Blogspot - The Thirsty Gargoyle [‘lacrimae in corde, in capite risus’] - on John Cooney’s biography of Archb. John McQuaid (8 Dec. 2011): ‘The most outragerous example is the now notorious account of Dr McQuaid’s alleged paedophile encounter with a publican’s son in Drumcondra which formed the first of the extracts serialized inThe Sunday Times. Mr Cooney adduces absolutely no evidence for his allegation beyond a piece of fiction cast as fantasy entitled "A Virgin Island", which was written by Dr Noel Browne and based upon the hearsay evidence of an unnamed Department of Education inspector concerning an episode which had allegedly taken place thirty years before.
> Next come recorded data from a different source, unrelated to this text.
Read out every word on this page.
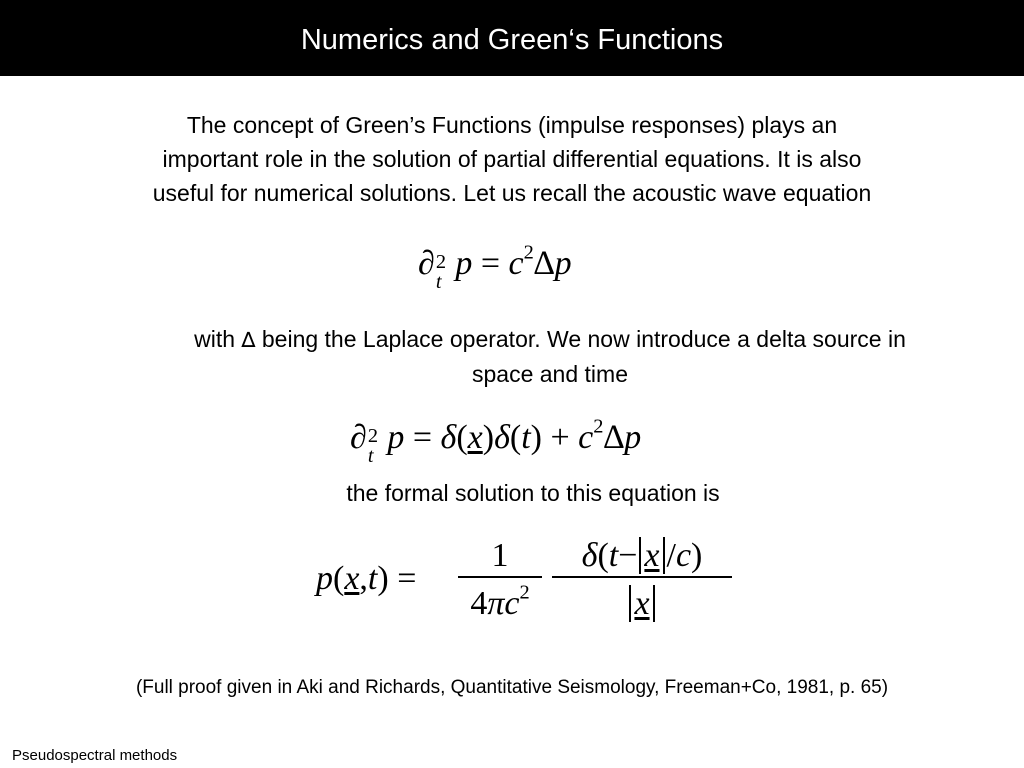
Numerics and Green‘s Functions
The concept of Green’s Functions (impulse responses) plays an
important role in the solution of partial differential equations. It is also
useful for numerical solutions. Let us recall the acoustic wave equation
∂ 2
t $p = c^2\Delta p$
with ∆ being the Laplace operator. We now introduce a delta source in
space and time
∂ 2
t $p = \delta(x)\delta(t) + c^2\Delta p$
the formal solution to this equation is
p(x,t) =
1
$4\pi c^2$
δ(t− x /c)
x
(Full proof given in Aki and Richards, Quantitative Seismology, Freeman+Co, 1981, p. 65)
Pseudospectral methods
Although Dr Browne must be regarded as a hostile witness - McQuaid had effectively destroyed his Ministerial career during the Mother and Child controversy in 1951 and his own autobiography is charged with bitter animosity towards his former adversary - Browne himself believed that “A Virgin island” should not be published for the compelling reason that the allegations could not be substantiated. It would have been better for Mr Cooney’s reputation as biographer and historian if he had respected Dr Browne’s wishes.’ [Available online; accessed 07.10.2014. Note that the blogger’s name is not given.]

Joining Labour: Brown’s decision to join Labour, with Jack McQuillan, TD, was reported in a column on the front page of The Irish Times on 8 Nov. 1963 (See Irish Times ARchives, rep. in Irish Times, 19 Dec. 2009, Weekend.)